In addition to the course and its accompanying driving range with 30 hitting stations, Onion Creek Club invites racket-wielders to take advantage of lighted hard and clay tennis courts. The clubhouse’s fitness center challenges muscles with Cybex strength machines, and its junior-Olympic-size pool allows 9 irons to slip into their bikinis and go for a splash.
At River Place Country Club, a championship golf course designed by Jay Morrish and Tom Kite, winner of the 1992 U.S. Open, invites golfers to launch balls over sand bunkers and twisting creeks that wend their way through the landscape’s hilly contours. The course’s superintendent draws on experience at Baton Rouge Country Club and Colonial Country Club, as well as a degree in Plant and Soil Systems, as he ensures that the greens and rolling Bermuda grass fairways are more carefully manicured than a prize-winning pet wooly mammoth. The course’s PGA professional instructors are on hand to improve individual games, and a driving range lets players practice at 15 hitting stations.
Adjacent to the course, eight lighted tennis courts abut a 40,000-square-foot clubhouse with an outdoor pool, fully equipped fitness center, and locker rooms whose dry saunas and whirlpools melt tension quicker than butter melts on the calves of a sprinter. The Grille invites clubgoers to sup on steak or seafood, and a pair of outdoor decks let guests drink in scenic views.
Course at a Glance:
A majestic, 18-hole course encircles the stately grounds of Balcones Country Club, whisking golfers to an elysian landscape of dense tree lines and large, rippling waterways.
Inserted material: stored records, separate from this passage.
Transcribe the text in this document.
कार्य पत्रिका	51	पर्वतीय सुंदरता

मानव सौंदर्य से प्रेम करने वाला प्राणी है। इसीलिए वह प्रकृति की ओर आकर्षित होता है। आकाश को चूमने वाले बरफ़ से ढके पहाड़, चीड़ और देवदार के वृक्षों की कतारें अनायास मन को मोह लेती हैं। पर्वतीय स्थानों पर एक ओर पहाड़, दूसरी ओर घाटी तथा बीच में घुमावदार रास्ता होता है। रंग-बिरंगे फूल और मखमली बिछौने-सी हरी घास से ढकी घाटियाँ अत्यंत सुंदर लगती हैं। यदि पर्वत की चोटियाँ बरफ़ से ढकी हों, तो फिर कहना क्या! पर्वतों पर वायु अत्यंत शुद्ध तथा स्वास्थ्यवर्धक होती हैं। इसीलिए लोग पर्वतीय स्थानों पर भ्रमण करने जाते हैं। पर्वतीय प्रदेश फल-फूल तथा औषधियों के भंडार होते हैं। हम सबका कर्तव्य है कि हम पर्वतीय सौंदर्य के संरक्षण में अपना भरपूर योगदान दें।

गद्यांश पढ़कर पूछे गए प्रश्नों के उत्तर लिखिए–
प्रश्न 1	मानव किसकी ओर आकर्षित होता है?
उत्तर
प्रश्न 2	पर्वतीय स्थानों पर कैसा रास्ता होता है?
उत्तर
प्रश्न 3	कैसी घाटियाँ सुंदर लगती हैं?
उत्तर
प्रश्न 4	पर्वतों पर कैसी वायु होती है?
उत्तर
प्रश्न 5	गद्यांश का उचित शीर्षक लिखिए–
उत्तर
The Balcones Course, features the club’s signature hole, a 155-yard par 3 where tee shots must clear a vast water hazard and a central fountain that spews the liberated souls of drowned golf balls. The club prepares greenhorn golfers with a bevy of classes offered through their golf academy, which range from typical private lessons to fitness programs offered by Titleist Performance Institute–certified trainers. A classroom equipped with video swing-analysis technology hosts intense investigations into corrupt swings, and a double-sided, lighted driving range fosters late-night reflections on whether or not golf balls are simply fallen stars.
A more frenetic pace of competition takes stage on the 10 courts that billet Balcones Country Club’s tennis program, and scampering tykes and weary adults can retreat to the club’s two outdoor pools for a more relaxing setting. Guests can fuel up for a day of recreation with a quick bite at the onsite grill or engage the community in the elegant, 250-capacity banquet hall.